Het boek dat hij schreef tijdens WO I, Betrachtungen
eines Unpolitischen, noemt hij zijn meest overbodige boek. Daarin gaat hij de
strijd aan met zijn broer en allen die het tegen de Deutsche Kultur opnemen en
verzet hij zich tegen de geest der decadentie. Het is later door zijn dochter
opnieuw verzorgd en uitgegeven, ook in het Frans, de versie die ik heb. Het
boek mag dan overbodig zijn, het is misschien het meest verhelderende verslag
van wat er in het Duitse Burgertum aan de hand is geweest. Dat Mann, doktor in
Frankfurt am Main en in Harvard, de Tovenaar, zich op zijn Duits zijn beriep om
zich tegen de Nazibende te verzetten, na de machtsgreep van 1933, mag ons niet
ontgaan.
De verering voor Wagner, maar ook de groeiende
afkeer van het denken van de meester maakt zich geleidelijk van hem meester, zo
beschrijft de auteur dit proces hier als een licht dat hem pas na
het schrijven van de brief komt dagen, leidt tot de gedachte dat hij een
Vertegenwoordiger zal zijn van Duitsland en Duitsland met zich zal meedragen.
De tekst van/voor Erika Mann speelt hierbij
een rol..
Ethiek en Esthetiek zijn volgens Wittgenstein
één… maar waar leidt dat toe? Laten we zeggen dat men voor het gemak van het
denken het schone en het goede van elkaar heeft onderscheiden. Voor Mann, en
voor Böhler lijkt het besef van Wittgenstein niet geheel hetzelfde te
betekenen, maar zelf heb ik de betekenis ervan nog niet geheel doordacht, of
liever, telkens als de gedachte mijn pad kruist, blijf ik haken. In dit boek
krijgen we bovendien de verwijzing naar Thomas Mann’s heimelijke homo-erotische
neigingen expliciet aangedragen, spreekt hij over Der Tod in Venedig en tegelijk
zorgt hij ervoor dat niemand die schuldige gedachten in het vizier krijgt en
uiteraard niet de nazibende.
Maar Claus, zijn zoon zal zich aan al dat
voorbehoud niet storen en zich volop in het leven gooien van drugs en
homovriendjes.
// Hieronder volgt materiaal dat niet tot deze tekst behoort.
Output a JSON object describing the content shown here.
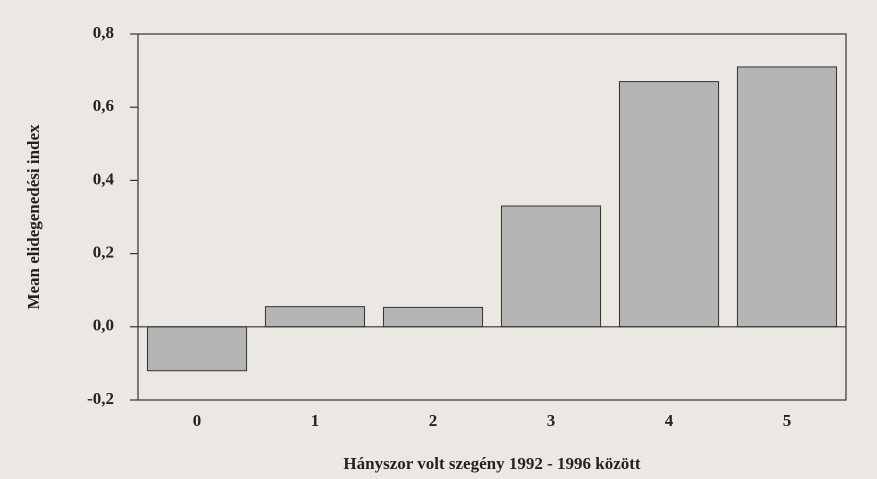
{
  "chart_data": {
    "type": "bar",
    "xlabel": "Hányszor volt szegény 1992 - 1996 között",
    "ylabel": "Mean elidegenedési index",
    "categories": [
      "0",
      "1",
      "2",
      "3",
      "4",
      "5"
    ],
    "values": [
      -0.12,
      0.055,
      0.053,
      0.33,
      0.67,
      0.71
    ],
    "color": "#b4b4b4",
    "ylim": [
      -0.2,
      0.8
    ],
    "yticks": [
      {
        "value": -0.2,
        "label": "-0,2"
      },
      {
        "value": 0,
        "label": "0,0"
      },
      {
        "value": 0.2,
        "label": "0,2"
      },
      {
        "value": 0.4,
        "label": "0,4"
      },
      {
        "value": 0.6,
        "label": "0,6"
      },
      {
        "value": 0.8,
        "label": "0,8"
      }
    ]
  }
}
Thomas Mann doet aan zelfzorg, om het met Michel Foucault te
zeggen en probeert een ordelijk en keurig leven te leiden, met alle hypocrisie
– achteraf bezien – van dien. En toch denk ik dat zijn houding, waarbij hij
zijn ethische boekhouding, zijn bijhouden van gedachten en visies die het
daglicht niet hoeven te zien hem net toelaten andere facetten van zijn kunst
voorrang te geven, meticuleus, dat moet
gezegd. Maar dat geeft hem een kleinburgerlijk aanschijn.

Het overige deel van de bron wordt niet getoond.